The Corporate "Waiter"
Walk into any boardroom, and you will see the Waiter.
- The "Suit": The executive who speaks only in buzzwords ("Synergy," "Drill down"). They have dissolved their personality into their title.
- The "Good Soldier": The manager who implements a cruel policy and says, "Don't shoot the messenger. I’m just following orders."
These people are in Bad Faith. They are pretending that their Facticity (their job description, their boss's orders) determines their actions. They are pretending they are objects pushed by external forces. But they are lying. They are choosing to follow orders. They are choosing to stay in the room. They are choosing the job.
The Most Dangerous Phrase in Business
The hallmark of Bad Faith is the phrase: "I had no choice."
- "We had to cut R&D. The market gave us no choice."
- "I had to fire Bob. HR policy gave me no choice."
Sartre would argue: You always have a choice. You could have resigned. You could have fought the policy. You could have ignored the market and taken the loss. Those choices might have had terrible consequences (getting fired, going bankrupt), but they were choices. When you say "I had no choice," you are essentially saying: "I did not want to pay the price of the alternative, so I pretended the alternative did not exist."
Why Leaders Must Reject Bad Faith
Why does this philosophical distinction matter? Because Bad Faith creates weak cultures.
1. It destroys accountability. If the CEO "had no choice" but to cut costs, then the CEO is not responsible for the pain caused. The "Market" is responsible. The "Market" is a ghost. You cannot hold a ghost accountable. When leaders abdicate agency, the organization becomes a drift-boat with no captain.
2. It creates "Zombie" employees. If a manager acts like the robotic Waiter, their team will treat them like a robot. Trust evaporates. People follow humans; they do not follow job descriptions. Authentic leadership requires the vulnerability of admitting, "I am choosing to do this difficult thing because I believe it is the right path," rather than hiding behind "HQ told me to."
3. It blinds you to options. When you convince yourself you have no choice, you stop looking for creative solutions. You accept the "binary" (Fire Bob vs. Keep Bob) and miss the third option (Retrain Bob). Authenticity opens the mind; Bad Faith closes it.
The Audit: Are You in Bad Faith?
The Chief Wise Officer encourages leaders to audit their own language for Bad Faith.
The Test: Whenever you feel the urge to say "I have to...", replace it with "I choose to..." and see how it feels.

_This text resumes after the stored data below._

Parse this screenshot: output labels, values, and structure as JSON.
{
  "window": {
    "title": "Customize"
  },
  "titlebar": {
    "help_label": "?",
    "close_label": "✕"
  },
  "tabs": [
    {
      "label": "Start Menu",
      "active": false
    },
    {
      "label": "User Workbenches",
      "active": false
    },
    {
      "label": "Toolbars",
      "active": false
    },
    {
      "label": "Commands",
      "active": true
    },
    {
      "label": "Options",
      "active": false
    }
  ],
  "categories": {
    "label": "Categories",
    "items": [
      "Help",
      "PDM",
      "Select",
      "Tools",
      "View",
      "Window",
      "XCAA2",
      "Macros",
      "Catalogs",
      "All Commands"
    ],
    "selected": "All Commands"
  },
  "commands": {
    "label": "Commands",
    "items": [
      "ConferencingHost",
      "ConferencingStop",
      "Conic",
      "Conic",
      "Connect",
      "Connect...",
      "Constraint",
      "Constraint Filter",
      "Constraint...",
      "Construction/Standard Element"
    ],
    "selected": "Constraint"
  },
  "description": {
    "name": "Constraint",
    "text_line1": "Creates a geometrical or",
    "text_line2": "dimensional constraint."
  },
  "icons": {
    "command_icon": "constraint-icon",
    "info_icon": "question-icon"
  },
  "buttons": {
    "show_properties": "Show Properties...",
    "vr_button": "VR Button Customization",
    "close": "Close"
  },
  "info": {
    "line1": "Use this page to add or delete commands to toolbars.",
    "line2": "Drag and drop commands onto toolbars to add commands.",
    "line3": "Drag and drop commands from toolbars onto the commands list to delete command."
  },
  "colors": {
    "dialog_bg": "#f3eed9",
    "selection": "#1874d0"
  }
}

- Bad Faith: "I have to go to this boring meeting." (Victim).
- Authenticity: "I choose to go to this boring meeting because I want to keep my project funded." (Owner).
- Bad Faith: "We had to lay off 10% of the staff." (Victim).
- Authenticity: "We chose to lay off 10% of the staff to save the company from bankruptcy." (Owner).
The second version is heavier. It carries a moral weight. It might make you feel guilty. Good. That guilt is the proof of your freedom. A rock feels no guilt. A robot feels no guilt. Only a free human feels the weight of their actions. Shoulder the weight. That is what you are paid for.